A physician may suggest calming the patient with one of the antipsychotic drugs that schizophrenics take to control their delusions and hallucinations. If you're caring for someone with Alzheimer's disease who has become agitated and aggressive, you may welcome a drug that promises to curb such disruptive behavior. Just remember that many of the newer antipsychotic drugs can cause serious side effects in the elderly: They even increase the risk of death.
An October article in the Journal of the American Medical Association reported that elderly patients taking newer antipsychotic drugs, known as "atypicals," experienced a 54 percent increase in their rate of death. The pharmaceutical companies have vigorously promoted these drugs by contending that they are safer than the "conventional" antipsychotics, but now doctors are questioning that assurance.
"The bottom line: We have to be more careful," said Dr. Lon Schneider, the lead author of the article, from his office at UCLA. "What this should mean to neurologists is that they should be adjusting dosage and monitoring their patients closely."
The older antipsychotics also have drawbacks. An article in December's New England Journal of Medicine reports that the conventional antipsychotics increase the death rate among elderly patients even more than the atypical drugs.

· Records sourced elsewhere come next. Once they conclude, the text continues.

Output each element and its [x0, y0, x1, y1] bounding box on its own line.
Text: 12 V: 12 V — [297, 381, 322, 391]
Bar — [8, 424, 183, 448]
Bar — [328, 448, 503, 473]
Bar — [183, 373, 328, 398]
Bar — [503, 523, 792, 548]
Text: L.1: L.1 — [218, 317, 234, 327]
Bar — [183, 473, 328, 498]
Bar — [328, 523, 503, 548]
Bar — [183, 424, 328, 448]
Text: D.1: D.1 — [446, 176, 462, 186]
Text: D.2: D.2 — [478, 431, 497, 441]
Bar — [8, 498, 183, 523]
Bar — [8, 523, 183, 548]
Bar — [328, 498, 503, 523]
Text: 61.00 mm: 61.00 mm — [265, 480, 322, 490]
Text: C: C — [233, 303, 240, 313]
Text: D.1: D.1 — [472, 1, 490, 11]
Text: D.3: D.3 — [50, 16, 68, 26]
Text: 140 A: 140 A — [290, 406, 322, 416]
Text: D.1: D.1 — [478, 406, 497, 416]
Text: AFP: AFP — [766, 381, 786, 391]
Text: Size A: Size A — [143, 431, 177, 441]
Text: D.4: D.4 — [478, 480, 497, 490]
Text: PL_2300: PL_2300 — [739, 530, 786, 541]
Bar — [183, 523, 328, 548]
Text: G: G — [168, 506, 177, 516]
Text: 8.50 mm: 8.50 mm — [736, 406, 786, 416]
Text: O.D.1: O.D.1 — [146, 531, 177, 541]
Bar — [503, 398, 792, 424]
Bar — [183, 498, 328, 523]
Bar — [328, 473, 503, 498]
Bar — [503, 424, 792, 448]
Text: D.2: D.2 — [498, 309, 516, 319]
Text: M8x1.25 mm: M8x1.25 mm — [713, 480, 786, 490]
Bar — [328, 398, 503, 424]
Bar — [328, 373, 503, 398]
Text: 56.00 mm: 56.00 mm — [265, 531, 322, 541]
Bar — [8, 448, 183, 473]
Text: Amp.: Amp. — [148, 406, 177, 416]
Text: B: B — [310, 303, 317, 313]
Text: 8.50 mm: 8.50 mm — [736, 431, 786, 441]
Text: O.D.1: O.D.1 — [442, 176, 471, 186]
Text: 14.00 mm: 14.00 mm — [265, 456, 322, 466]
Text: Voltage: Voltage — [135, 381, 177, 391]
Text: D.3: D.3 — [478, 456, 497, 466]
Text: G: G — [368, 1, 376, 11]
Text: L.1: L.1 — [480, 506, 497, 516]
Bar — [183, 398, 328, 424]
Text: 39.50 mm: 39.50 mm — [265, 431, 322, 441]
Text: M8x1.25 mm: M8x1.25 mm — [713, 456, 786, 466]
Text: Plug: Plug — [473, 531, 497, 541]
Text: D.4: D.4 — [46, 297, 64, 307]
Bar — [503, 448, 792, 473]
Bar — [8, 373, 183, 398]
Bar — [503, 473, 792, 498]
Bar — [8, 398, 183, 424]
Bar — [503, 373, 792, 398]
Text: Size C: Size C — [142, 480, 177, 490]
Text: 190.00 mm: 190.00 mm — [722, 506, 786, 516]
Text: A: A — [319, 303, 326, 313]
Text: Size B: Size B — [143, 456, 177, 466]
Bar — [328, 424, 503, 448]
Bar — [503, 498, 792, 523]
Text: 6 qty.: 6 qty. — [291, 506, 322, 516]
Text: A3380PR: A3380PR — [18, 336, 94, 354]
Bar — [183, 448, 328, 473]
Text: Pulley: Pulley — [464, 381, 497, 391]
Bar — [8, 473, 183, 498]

Why do antipsychotic drugs increase the risk of death among the elderly?
Schneider is not sure they do, at least not directly.
"Any drug that is somewhat sedative, that causes patients to spend more time in bed, increases risk for pneumonia, stroke, heart failure, pulmonary and deep-vein thromboses, urinary tract infections and so on," Schneider said.
However, Dr. Philip Wang, the lead author of the New England Journal of Medicine study, suspects that the drugs may affect heart rate, blood pressure, the swallowing reflex and other vital functions, thereby contributing directly to death.
While Wang admitted this is merely a hypothesis, he noted that the most common causes of death in the study were heart problems and infections.
Whether the drugs do or don't contribute directly to death, the fact remains that the brain of a person with Alzheimer's already has many problems with the messenger chemicals that transmit signals throughout the body. Drugs designed to help Alzheimer's patients, such as donepezil (sold as Aricept) and tacrine (sold as Cognex), work by boosting levels of messenger chemicals that are declining as neurons in the brain die.
But severe anxiety and agitation are among the most heartbreaking symptoms of Alzheimer's, and the behavior problems that result, such as belligerence and aggression, often make caring for one of these patients at home almost impossible.
Antipsychotic drugs clearly help calm such patients, which may enable family members to care for them longer. That's why many people caring for a family member with Alzheimer's disease welcome the use of antipsychotic medications, even though the drugs may increase the risk of death.
If these drugs provide a better life during an elderly person's final days, a shorter life might be an acceptable tradeoff.